The sow’s ear has still not become a silk purse

Two NY Times reporters look behind the curtain at Trump Campaign World. It’s not a mellow scene.

Back in June family and friends sat him down and told him he had to get a grip.

He would have to stick to a teleprompter and end his freestyle digressions and insults, like his repeated attacks on a Hispanic federal judge. Paul Manafort, Mr. Trump’s campaign chairman, and Gov. Chris Christie of New Jersey argued that Mr. Trump had an effective message, if only he would deliver it.

What “effective message”?

Also, of course, “effective” isn’t the same thing as good or useful or productive or workable.

At any rate, he said ok, but it didn’t happen. He got worse instead of better.

Advisers who once hoped a Pygmalion-like transformation would refashion a crudely effective political showman into a plausible American president now increasingly concede that Mr. Trump may be beyond coaching. He has ignored their pleas and counsel as his poll numbers have dropped, boasting to friends about the size of his crowds and maintaining that he can read surveys better than the professionals.

A guy with big crowds has a correspondingly big penis. Scientific fact.

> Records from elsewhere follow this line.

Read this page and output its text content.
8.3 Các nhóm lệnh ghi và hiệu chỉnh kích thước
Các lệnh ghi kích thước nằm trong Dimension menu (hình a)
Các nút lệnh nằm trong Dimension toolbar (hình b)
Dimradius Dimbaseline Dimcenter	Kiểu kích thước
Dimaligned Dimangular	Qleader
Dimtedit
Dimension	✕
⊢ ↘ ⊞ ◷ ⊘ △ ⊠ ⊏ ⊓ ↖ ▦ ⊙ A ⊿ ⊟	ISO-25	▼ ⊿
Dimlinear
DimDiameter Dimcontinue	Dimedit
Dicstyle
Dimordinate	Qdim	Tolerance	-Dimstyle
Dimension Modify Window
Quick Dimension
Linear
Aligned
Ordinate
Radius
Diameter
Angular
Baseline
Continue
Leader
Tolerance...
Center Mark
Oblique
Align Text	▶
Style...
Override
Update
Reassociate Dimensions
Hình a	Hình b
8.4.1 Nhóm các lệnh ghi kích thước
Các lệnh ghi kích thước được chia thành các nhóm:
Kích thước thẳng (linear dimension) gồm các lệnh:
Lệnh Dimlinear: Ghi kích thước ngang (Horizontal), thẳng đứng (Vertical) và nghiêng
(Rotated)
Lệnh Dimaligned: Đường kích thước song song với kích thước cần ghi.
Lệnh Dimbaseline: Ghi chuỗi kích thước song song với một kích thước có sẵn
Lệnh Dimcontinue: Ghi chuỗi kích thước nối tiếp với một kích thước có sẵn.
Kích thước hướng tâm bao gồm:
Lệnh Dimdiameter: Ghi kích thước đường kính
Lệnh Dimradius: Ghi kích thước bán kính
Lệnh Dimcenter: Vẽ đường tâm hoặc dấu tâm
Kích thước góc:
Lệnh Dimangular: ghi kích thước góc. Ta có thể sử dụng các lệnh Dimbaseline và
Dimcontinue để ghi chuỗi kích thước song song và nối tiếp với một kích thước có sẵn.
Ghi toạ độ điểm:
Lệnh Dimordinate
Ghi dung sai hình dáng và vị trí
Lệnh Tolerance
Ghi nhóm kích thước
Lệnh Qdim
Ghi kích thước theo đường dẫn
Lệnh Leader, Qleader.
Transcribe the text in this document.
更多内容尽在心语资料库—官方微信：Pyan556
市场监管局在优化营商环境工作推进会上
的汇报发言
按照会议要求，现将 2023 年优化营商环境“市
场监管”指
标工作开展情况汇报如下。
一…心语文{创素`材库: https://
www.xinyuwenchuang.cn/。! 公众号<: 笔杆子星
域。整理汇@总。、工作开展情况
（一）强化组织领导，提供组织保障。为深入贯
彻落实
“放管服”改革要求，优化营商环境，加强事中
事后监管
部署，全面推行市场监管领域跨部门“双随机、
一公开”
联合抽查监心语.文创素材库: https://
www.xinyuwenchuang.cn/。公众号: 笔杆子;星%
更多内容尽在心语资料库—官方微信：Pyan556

In private, Mr. Trump’s mood is often sullen and erratic, his associates say. He veers from barking at members of his staff to grumbling about how he was better off following his own instincts during the primaries and suggesting he should not have heeded their calls for change.

He broods about his souring relationship with the news media, calling Mr. Manafort several times a day to talk about specific stories. Occasionally, Mr. Trump blows off steam in bursts of boyish exuberance: At the end of a fund-raiser on Long Island last week, he playfully buzzed the crowd twice with his helicopter.

Then he playfully strafed them with his AK-47. Never say he can’t be a fun guy.

But in interviews with more than 20 Republicans who are close to Mr. Trump or in communication with his campaign, many of whom insisted on anonymity to avoid clashing with him, they described their nominee as exhausted, frustrated and still bewildered by fine points of the political process and why his incendiary approach seems to be sputtering.

Well no kidding. He’s stupid and ignorant and conceited, so he’s never going to be anything but bewildered by fine points of the political process, not to mention the fine points of policy.